North Carolina, like many states, identifies criminal offenses as either a misdemeanor or a felony. While misdemeanors are viewed as less serious than a felony, both convictions can be followed by a prison sentence or fines. For college students, especially those applying for grad school, jail time or other consequences can sharply cut into their education. Felony convictions not only hold the consequence of fines and jail time, but young adults may face another dilemma: A screeching halt to a student’s college career and beyond.
Consequences of felony convictions
In North Carolina, depending on the class, felonies hold the possibility of jail time. The length of a prison sentence depends partially on the seriousness of the charge. A first-time offender may get a minimum of three months, while repeat offenders could face more time. North Carolina also enforces a “three strikes and you’re in” law that can put third-time offenders in prison for life without parole. Although first-time offenders face less jail time, felony sentences typically include fines if damaged or stolen property is involved.
What a felony means to higher education
Following a felony conviction, collateral consequences may entail a loss of rights. In North Carolina, a person who is convicted of a felony cannot own a firearm, enlist in the U.S. Armed Forces or vote while serving a sentence. For recent high school graduates or students applying to graduate school, a felony conviction could affect the college admissions process.
According to the University of North Carolina Regulation on Student Applicant Background Checks (Section 700.5.1), undergraduate and graduate admissions staff screen applications for safety questions. Examples of these questions include:
- Have you been convicted of a crime?
- Have you received a deferred prosecution or prayers for judgment, to a criminal charge?
- Do you have criminal charges pending against you?
Other possible limitations of a criminal record
The Dean of Students Office staff will determine, after questioning and possible background checks, whether the applicant poses a threat to the safety of that college or university. While a felony does not ban anyone from applying to undergraduate or graduate school, the application process itself may be challenging. Often universities will require that students update their criminal records if the status changes. Federal government does not always offer financial aid, student loans or grants to students who have felony convictions.
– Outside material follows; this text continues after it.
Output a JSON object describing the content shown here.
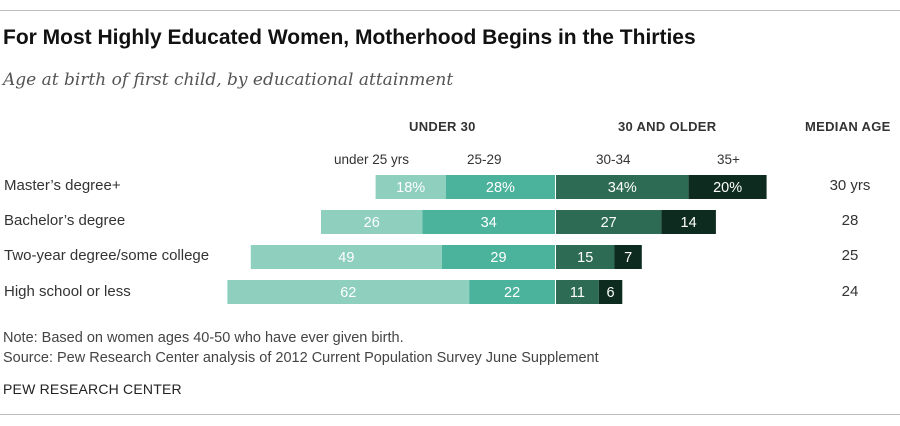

Pursuing a college education after a felony conviction
It is still possible to achieve a college or graduate school education after a misdemeanor or felony charge. Campuses use criminal background checks to keep students safe. Many schools are considering policies that evaluate applicants fairly and consistently. This does not always simply require a background check, but further research and documents from the applicant. Admissions counselors at various institutions are willing to look beyond a criminal record when accepting students.